Khazaee Mostafa, Markazi Amir H D, Omidi Ehsan
Digital Control Laboratory, School of Mechanical Engineering, Iran University of Science and Technology, Narmak, 16844 Tehran, Iran.
Nonlinear Intelligent Structures Laboratory, Department of Mechanical Engineering, The University of Alabama, Box 870276, Tuscaloosa, AL 35487, USA.
ISA Trans. 2015 Nov;59:314-24. doi: 10.1016/j.isatra.2015.10.010. Epub 2015 Oct 30.

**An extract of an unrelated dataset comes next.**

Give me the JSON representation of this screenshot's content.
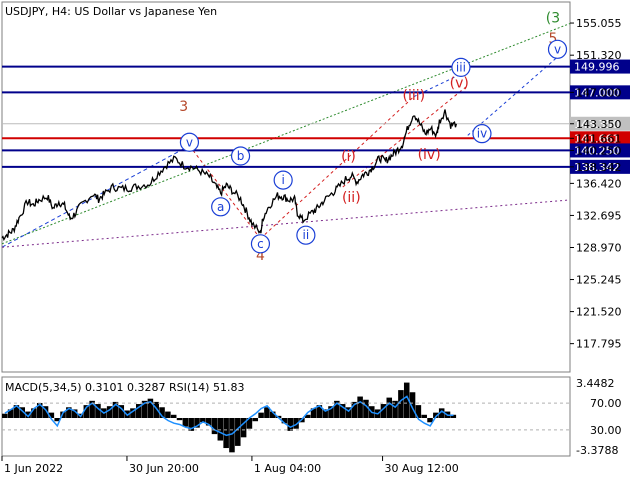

In this paper, a new Adaptive Fuzzy Predictive Sliding Mode Control (AFP-SMC) is presented for nonlinear systems with uncertain dynamics and unknown input delay. The control unit consists of a fuzzy inference system to approximate the ideal linearization control, together with a switching strategy to compensate for the estimation errors. Also, an adaptive fuzzy predictor is used to estimate the future values of the system states to compensate for the time delay. The adaptation laws are used to tune the controller and predictor parameters, which guarantee the stability based on a Lyapunov-Krasovskii functional. To evaluate the method effectiveness, the simulation and experiment on an overhead crane system are presented. According to the obtained results, AFP-SMC can effectively control the uncertain nonlinear systems, subject to input delays of known bound.
本文针对具有不确定动力学和未知输入延迟的非线性系统,提出了一种新的自适应模糊预测滑模控制(AFP-SMC)方法。控制单元由一个模糊推理系统和一个切换策略组成,模糊推理系统用于逼近理想线性化控制,切换策略用于补偿估计误差。此外,还采用了自适应模糊预测器来估计系统状态的未来值,以补偿时间延迟。自适应律用于调整控制器和预测器参数,基于Lyapunov-Krasovskii泛函保证系统的稳定性。为了评估该方法的有效性,给出了在桥式起重机系统上的仿真和实验。根据所得结果,AFP-SMC能够有效地控制具有已知界输入延迟的不确定非线性系统。